3. Fine-tune any model on your custom dataset, classification task

You can fine-tune any model on your custom dataset, classification task.
Check out 'Transformers_Classifications_distilbert_base_uncased.ipynb' file. You can use any model.
This script contains all the steps to fine-tune any model on your custom dataset, classification task.
Which includes:
- Loading dataset from huggingface hub
- Creating model
- Creating trainer
- Training model
- Saving model
- Evaluating model
- Inference
- Pushing dataset to huggingface hub
- Pushing model to huggingface hub
- Pushing tokenizer to huggingface hub
- Pushing config to huggingface hub

4. Inference

It is recommended to open the script 'inference.py' and change the model name and dataset name to your model and dataset name.

Run the script 'inference.py' to get the inference.

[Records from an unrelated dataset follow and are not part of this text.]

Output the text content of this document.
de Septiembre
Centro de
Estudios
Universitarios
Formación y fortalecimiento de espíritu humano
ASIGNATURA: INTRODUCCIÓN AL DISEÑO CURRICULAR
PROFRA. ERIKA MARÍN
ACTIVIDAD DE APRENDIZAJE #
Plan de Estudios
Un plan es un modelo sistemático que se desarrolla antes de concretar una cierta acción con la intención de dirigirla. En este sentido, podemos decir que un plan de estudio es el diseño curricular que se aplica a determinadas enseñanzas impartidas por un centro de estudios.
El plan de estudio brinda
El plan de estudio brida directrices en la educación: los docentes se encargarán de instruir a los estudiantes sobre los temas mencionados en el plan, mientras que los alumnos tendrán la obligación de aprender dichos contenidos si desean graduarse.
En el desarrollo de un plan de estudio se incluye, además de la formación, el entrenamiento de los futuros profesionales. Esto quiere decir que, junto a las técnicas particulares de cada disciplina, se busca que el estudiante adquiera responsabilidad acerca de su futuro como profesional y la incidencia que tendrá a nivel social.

from transformers import AutoTokenizer, AutoModelForSequenceClassification
from transformers import pipeline

tokenizer = AutoTokenizer.from_pretrained("dipesh/distilbert-base-uncased-Intent-Classification-Commands-balanced-ds-large")

model = AutoModelForSequenceClassification.from_pretrained("dipesh/distilbert-base-uncased-Intent-Classification-Commands-balanced-ds-large")

classifier_return_all_scores = pipeline('text-classification', model=model, tokenizer=tokenizer, return_all_scores=True )
classifier = pipeline('text-classification', model=model, tokenizer=tokenizer)

sequence = "make me laugh"

# Classify the sequence
results = classifier(sequence)

# Print the results
print(results)

python inference.py

How to contribute?

You can contribute to this repository by adding more examples in 'data.py' file.
You can contribute to this repository by adding more datasets in 'data_generator' folder.
Make sure to follow the format of 'data_generator/train.csv' file. And also make sure to add the dataset merger code if required in 'data_generator/script.py' file.